Salem didn’t return right away. They gave her space and time; they set her rationed lunch outside the journalism door and knocked and then retreated. But an hour later her corn nuts and peanut butter and jelly were still sitting there and she hadn’t made an attempt to come back to the room. While it wasn’t completely strange for Salem to allow a perceived wrong to fester, Lucy was usually the one who had to crawl back to her with an apology—deserved or not—and this typed of prolonged nonappearance was unusual. Salem needed to make her dramatic exits, needed the weight of her absence to be felt by everyone, and then she waltzed back in, accepted apologies, and went on with life as if nothing had happened.

She was the quintessential drama-queen, still trying to cause a scene in a world with a dwindling population.

It was aggravating to be her best friend sometimes with her sense of self-entitlement and her lack of self-awareness. It grated on Lucy. But Salem’s quirks notwithstanding, she was a good friend. A great friend, even. Sacrificial. Supportive. Fun. It was true Salem’s inflated ego caused problems, but she at least had inflated opinions of her friends too. If Lucy needed someone to go to bat for her, Sal would be there. No doubt.

“She’ll be back,” Grant said numerous times. “Maybe she’s sleeping. Where could she go? She’ll come back when she needs to,” he mentioned with softness and deference. Like he knew her and was protecting her—because they shared pain and loss and because Salem had already fallen in love with the idea of falling in love with Grant while they wasted their hours in a glorified storage closet, among garbage and stolen treasures, surrounded by the constant stink of processed peanut butter.

Lucy knew her.

Salem didn’t need to say that she wanted Grant’s attention or his arms around her while she cried. Somehow the ache for love’s magic was made even more real by their proximity, their shared experiences, and their limited options. Throughout their entire friendship, Salem had longed for a boyfriend to sweep her off her feet. She was a romantic and a believer in love at first sight. She was the girl who needed an epic story to pass down through generations. You’ll never believe how your grandfather and I met. There was no dose of reality Lucy could administer and this made Lucy irate and irrationally angry. But Salem was Salem.

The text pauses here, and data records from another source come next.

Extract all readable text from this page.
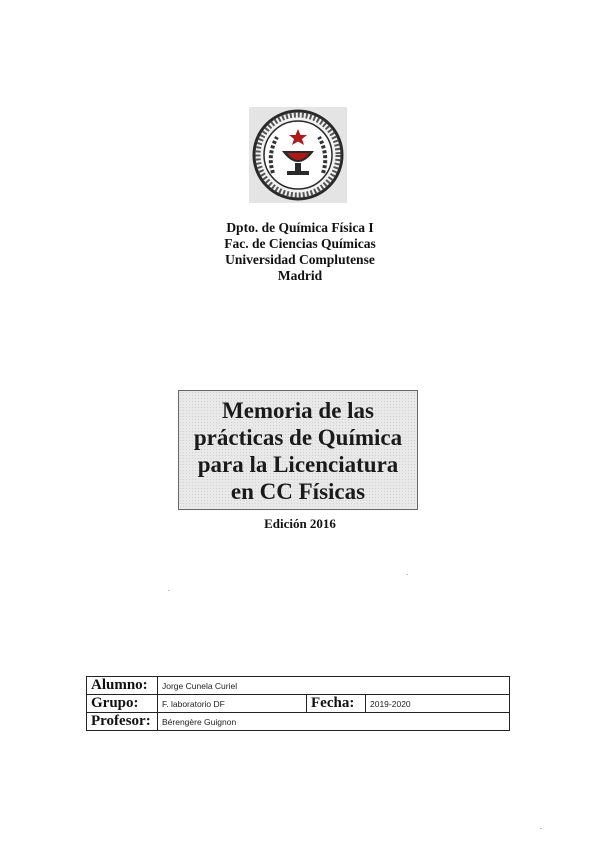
Dpto. de Química Física I
Fac. de Ciencias Químicas
Universidad Complutense
Madrid
Memoria de las
prácticas de Química
para la Licenciatura
en CC Físicas
Edición 2016
Alumno:	Jorge Cunela Curiel		
Grupo:	F. laboratorio DF	Fecha:	2019-2020
Profesor:	Bérengère Guignon		
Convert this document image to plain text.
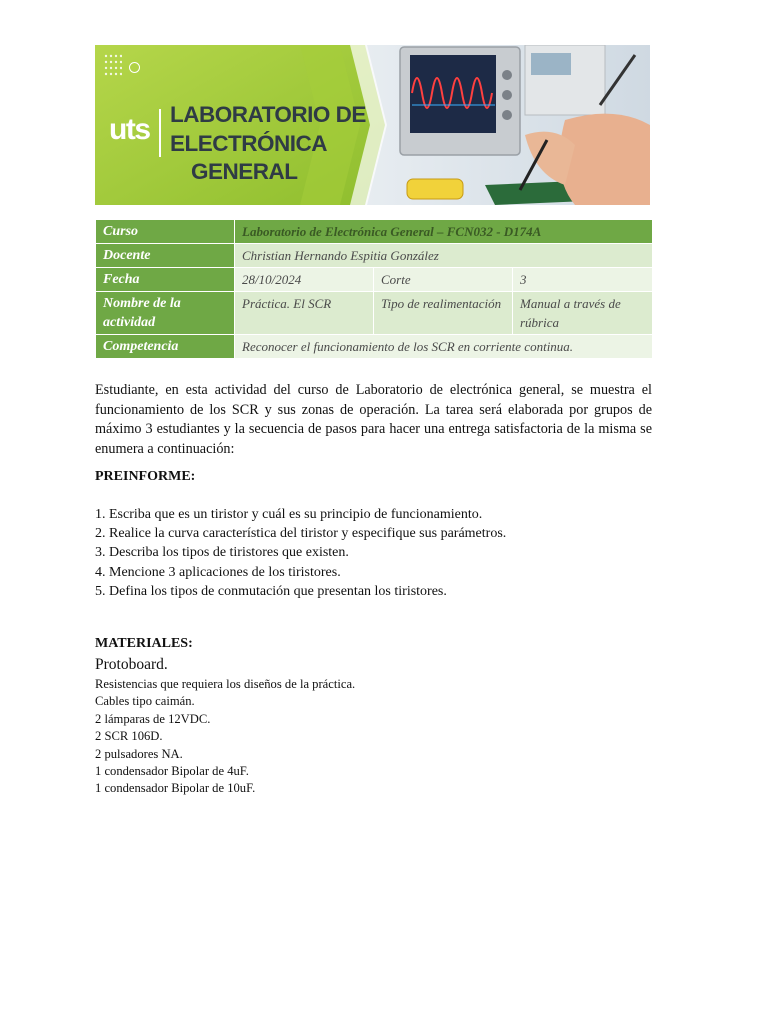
uts LABORATORIO DE
ELECTRÓNICA
GENERAL
Curso	Laboratorio de Electrónica General – FCN032 - D174A		
Docente	Christian Hernando Espitia González		
Fecha	28/10/2024	Corte	3
Nombre de la actividad	Práctica. El SCR	Tipo de realimentación	Manual a través de rúbrica
Competencia	Reconocer el funcionamiento de los SCR en corriente continua.		

Estudiante, en esta actividad del curso de Laboratorio de electrónica general, se muestra el funcionamiento de los SCR y sus zonas de operación. La tarea será elaborada por grupos de máximo 3 estudiantes y la secuencia de pasos para hacer una entrega satisfactoria de la misma se enumera a continuación:

PREINFORME:

1. Escriba que es un tiristor y cuál es su principio de funcionamiento.
2. Realice la curva característica del tiristor y especifique sus parámetros.
3. Describa los tipos de tiristores que existen.
4. Mencione 3 aplicaciones de los tiristores.
5. Defina los tipos de conmutación que presentan los tiristores.

MATERIALES:

Protoboard.

Resistencias que requiera los diseños de la práctica.
Cables tipo caimán.
2 lámparas de 12VDC.
2 SCR 106D.
2 pulsadores NA.
1 condensador Bipolar de 4uF.
1 condensador Bipolar de 10uF.
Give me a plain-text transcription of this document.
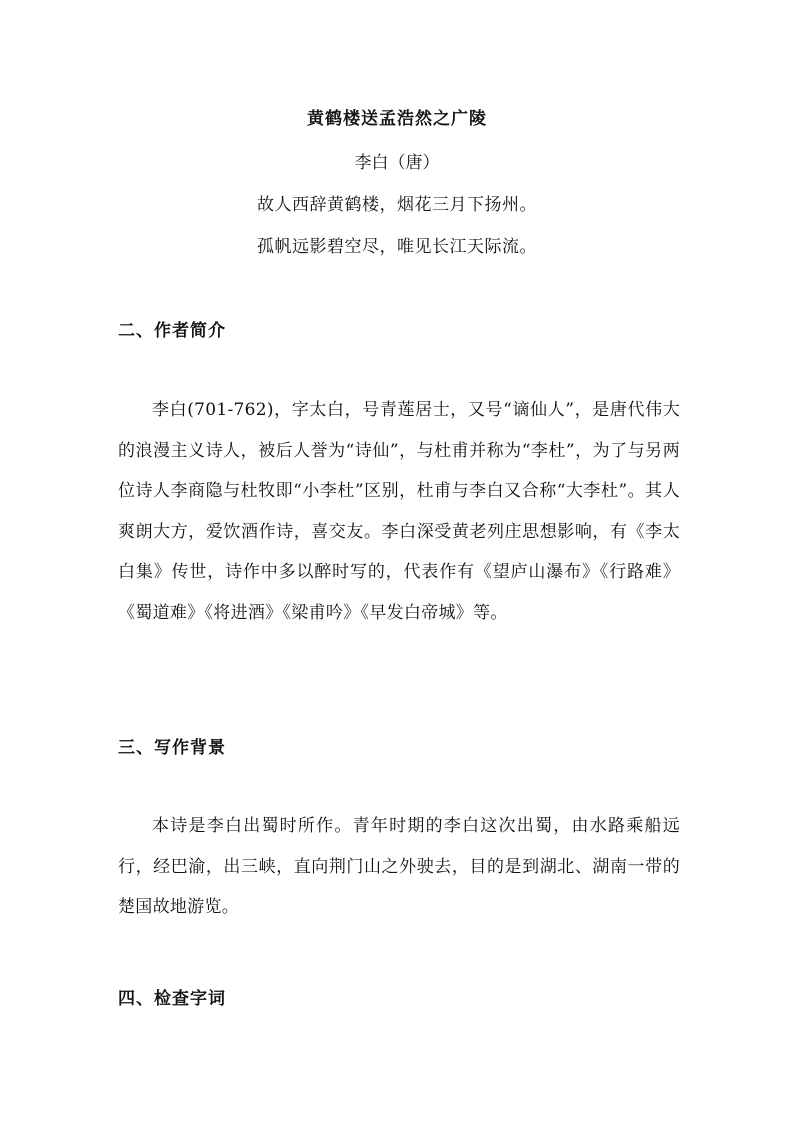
黄鹤楼送孟浩然之广陵
李白（唐）
故人西辞黄鹤楼，烟花三月下扬州。
孤帆远影碧空尽，唯见长江天际流。
二、作者简介
李白(701-762)，字太白，号青莲居士，又号“谪仙人”，是唐代伟大的浪漫主义诗人，被后人誉为“诗仙”，与杜甫并称为“李杜”，为了与另两位诗人李商隐与杜牧即“小李杜”区别，杜甫与李白又合称“大李杜”。其人爽朗大方，爱饮酒作诗，喜交友。李白深受黄老列庄思想影响，有《李太白集》传世，诗作中多以醉时写的，代表作有《望庐山瀑布》《行路难》《蜀道难》《将进酒》《梁甫吟》《早发白帝城》等。
三、写作背景
本诗是李白出蜀时所作。青年时期的李白这次出蜀，由水路乘船远行，经巴渝，出三峡，直向荆门山之外驶去，目的是到湖北、湖南一带的楚国故地游览。
四、检查字词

“She’s waiting for you,” Lucy replied. She picked up her book again and pretended to become immediately engrossed in a particular passage, but she occasionally lifted her eyes to watch Grant’s expressions as he processed. “Pouting probably. Just go. Get her.”

Grant sighed.

He waited a few more minutes and then sighed again.

“Are you sure?” he asked. He ran a hand over his stubble. “Why me?”

Lucy rolled her eyes.

“Fine, fine. Close the door after me. Four short knocks to get back in.”

“I know the drill.”

Lucy sat and waited for their return. It was nice to have a small moment of total aloneness. She thought back and tried to think if she had been fully alone since the first night at the school and she realized that she hadn’t. But after fifteen minutes, Lucy wondered what would be taking so long. She slid off her couch and walked over to the door and as she neared it, she realized that there were voices in the hall, hushed and whispering. Opening the door a fraction of an inch, Lucy spotted Grant and Salem standing in the small alcove outside the journalism lab. Salem’s foot was holding the door open and Grant held the keys. She could barely make out their conversation, but Lucy realized that they were oblivious to her and there was something about their body language and tone that suggested to Lucy she shouldn’t be privy to their dialogue. Yet she couldn’t turn away.

“How long will we stay here?” Salem had asked in a whisper. “I’m going crazy.”

“Is this the moment I remind you that this was your idea? To stay.”

“It can be my idea and I can still hate living like an animal in a cage.”